O FAT é um fundo contábil de natureza financeira, segundo a lei que o instituiu, destinado a custear o programa do seguro-desemprego e o pagamento do abono salarial (14º salário para os trabalhadores de baixa renda) e ao financiamento de programas de desenvolvimento econômico, estes últimos através do BNDES.

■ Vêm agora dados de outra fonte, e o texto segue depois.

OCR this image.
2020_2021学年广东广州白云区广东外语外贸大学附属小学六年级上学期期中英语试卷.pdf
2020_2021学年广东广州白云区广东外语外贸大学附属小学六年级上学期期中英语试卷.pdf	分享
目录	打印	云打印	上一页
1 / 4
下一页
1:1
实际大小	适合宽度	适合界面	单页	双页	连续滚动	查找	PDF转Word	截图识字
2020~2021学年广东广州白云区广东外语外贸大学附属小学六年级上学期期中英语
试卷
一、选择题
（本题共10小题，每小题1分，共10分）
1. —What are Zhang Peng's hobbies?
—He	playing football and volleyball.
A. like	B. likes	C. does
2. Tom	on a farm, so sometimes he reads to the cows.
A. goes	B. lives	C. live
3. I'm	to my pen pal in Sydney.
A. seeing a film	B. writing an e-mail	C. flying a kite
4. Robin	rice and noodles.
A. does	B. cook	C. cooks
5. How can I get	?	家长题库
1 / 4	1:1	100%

Para gerir os programas e os recursos do FAT, foi construído o Conselho Deliberativo do FAT (Codefat), órgão composto de forma tripartite e paritária, com nove membros, sendo três indicados por centrais sindicais de trabalhadores (CUT, Força Sindical e CGT-Confederação) três por confederações patronais (CNI, CNC e CNF) e três representantes do governo federal (Ministérios do Trabalho, da Previdência e do BNDES). Trata-se, portanto, de um organismo moldado conforme as prescrições da Convenção 88 da OIT e que introduz, no âmbito da s políticas públicas, voltadas para o mundo do trabalho, um aspecto novo (entre nós) e democratizante.

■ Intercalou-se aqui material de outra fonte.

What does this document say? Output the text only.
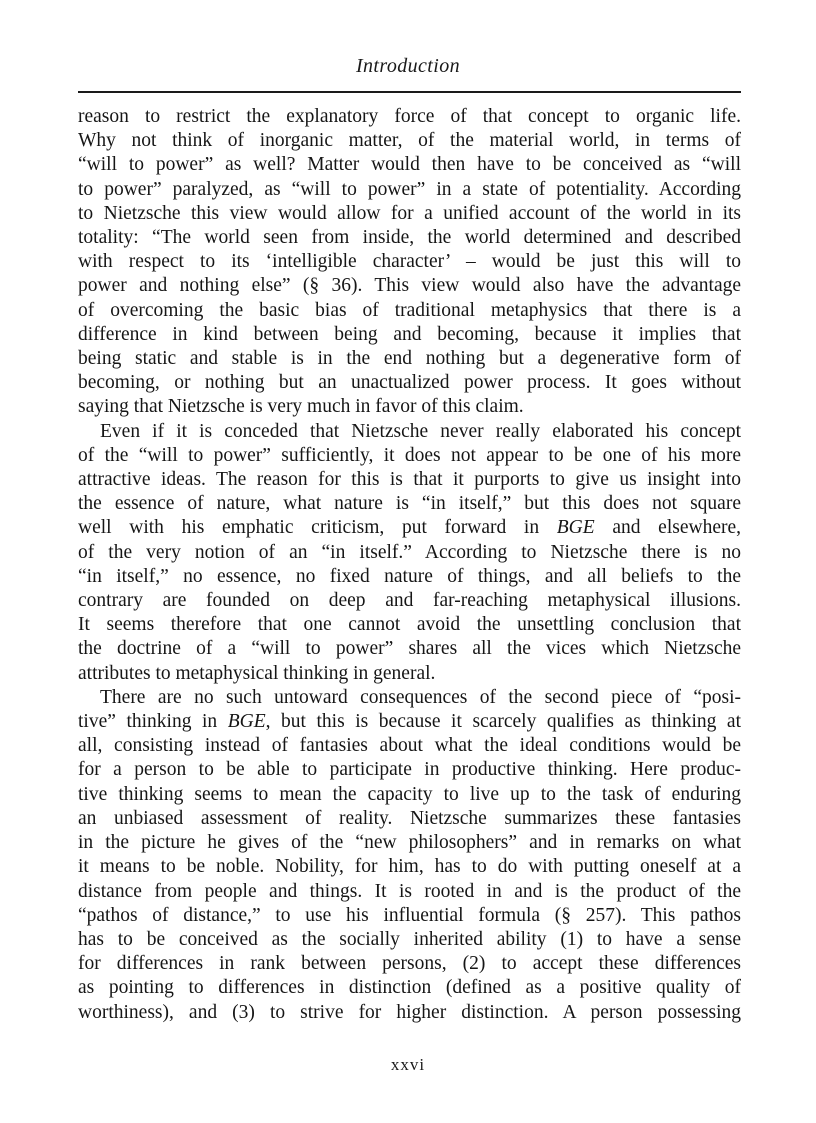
Introduction

reason to restrict the explanatory force of that concept to organic life.
Why not think of inorganic matter, of the material world, in terms of
“will to power” as well? Matter would then have to be conceived as “will
to power” paralyzed, as “will to power” in a state of potentiality. According
to Nietzsche this view would allow for a unified account of the world in its
totality: “The world seen from inside, the world determined and described
with respect to its ‘intelligible character’ – would be just this will to
power and nothing else” (§ 36). This view would also have the advantage
of overcoming the basic bias of traditional metaphysics that there is a
difference in kind between being and becoming, because it implies that
being static and stable is in the end nothing but a degenerative form of
becoming, or nothing but an unactualized power process. It goes without
saying that Nietzsche is very much in favor of this claim.

Even if it is conceded that Nietzsche never really elaborated his concept
of the “will to power” sufficiently, it does not appear to be one of his more
attractive ideas. The reason for this is that it purports to give us insight into
the essence of nature, what nature is “in itself,” but this does not square
well with his emphatic criticism, put forward in BGE and elsewhere,
of the very notion of an “in itself.” According to Nietzsche there is no
“in itself,” no essence, no fixed nature of things, and all beliefs to the
contrary are founded on deep and far-reaching metaphysical illusions.
It seems therefore that one cannot avoid the unsettling conclusion that
the doctrine of a “will to power” shares all the vices which Nietzsche
attributes to metaphysical thinking in general.

There are no such untoward consequences of the second piece of “posi-
tive” thinking in BGE, but this is because it scarcely qualifies as thinking at
all, consisting instead of fantasies about what the ideal conditions would be
for a person to be able to participate in productive thinking. Here produc-
tive thinking seems to mean the capacity to live up to the task of enduring
an unbiased assessment of reality. Nietzsche summarizes these fantasies
in the picture he gives of the “new philosophers” and in remarks on what
it means to be noble. Nobility, for him, has to do with putting oneself at a
distance from people and things. It is rooted in and is the product of the
“pathos of distance,” to use his influential formula (§ 257). This pathos
has to be conceived as the socially inherited ability (1) to have a sense
for differences in rank between persons, (2) to accept these differences
as pointing to differences in distinction (defined as a positive quality of
worthiness), and (3) to strive for higher distinction. A person possessing

xxvi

Sua fonte básica de recursos são as contribuições do PIS e do Pasep, recolhidas pelos empregadores à alíquota de 0,65% sobre o faturamento bruto das empresas. Para que se tenha uma idéia dos valores envolvidos, o fluxo de recursos do PIS/Pasep alcançou, em 1997, cerca de de R$ 7,3 bilhões.

Inicialmente, a totalidade desses recursos era canalizada para o FAT. No entanto, após a instituição, em 1994, do Fundo Social de Emergência - e seu sucedâneo, o Fundo de Estabilização Fiscal (FEF) -, cerca de 25% da arrecadação do PIS/Pasep passou ficar a ser retida no Tesouro Nacional, com destinação livre.

Portanto, em 1997 a parcela efetivamente destinada ao FAT foi de apenas R$5,4 bilhões. Mas o repasse final foi ainda menor: R$ 4,8 bilhões (ou 2/3 da arrecadação total do PIS/Pasep), tendo ocorrido uma retenção adicional pelo Tesouro (apoiada em medida provisória), novamente visando utilizar recursos da área social para a administração do caixa de governo federal. Desses R$ 4,8 bilhões, uma parcela de R$ 1,8 bilhões foi carreada para o BNDES, a partir de determinação constitucional que impôs essa destinação para 40% dos recursos do FAT. Restaram assim, para o financiamento das políticas públicas do programa seguro-desemprego apenas R$ 3 bilhões - sendo que apenas o gasto direto com o pagamento desse benefício consumiu R$ 3,3 bilhões. Dessa forma, o FAT apresentou no ano passado, um déficit de R$ 1,6 bilhão.

Esse déficit necessitou ser coberto com outros recursos do FAT, derivados dos rendimentos financeiros referentes ao patrimônio que vem se acumulando desde sua criação. Esse patrimônio alcançava em dezembro passado, um montante da ordem de R$ 30,8 bilhões. Desse total, mais da metade (R$19,3 bilhões) representam recursos emprestados ao BNDES, de acordo com a determinação constitucional de que 40% do fluxo anual de ingressos do FAT sejam destinados a programas de desenvolvimento econômico promovidos por aquela instituição. Outros R$ 2 bilhões estão em poder do Banco do Brasil, por conta da intermediação dos empréstimos ao Inamps e ao Ministério da Saúde, ambos impostos ao FAT por medida provisória. Há também R$ 3,4 bilhões depositados  junto ao fundo extramercado do BB, que representam a reserva mínima de liquidez e recursos livres do FAT.

O restante do patrimônio, cerca de R$ 6 bilhões, referem-se a recursos do FAT disponibilizados para as diversas agências financeiras federais (BNDES, Banco do Brasil, Banco do Nordeste, Caixa Econômica Federal e Finep) e destinados às linhas de financiamento do Programa de Geração de Emprego e Renda - o Proger, no qual se inclui o próprio Proemprego.

Delúbio Soares de Castro é presidente do Conselho Deliberativo do Fundo de Amparo ao Trabalhador (Codefat), órgão no qual é conselheiro representante da CUT, e secretário Sindical Nacional do PT.

Bernardo Gouthier Macedo é economista, representante da CUT no Grupo de Apoio Permanente - GAP/Codefat.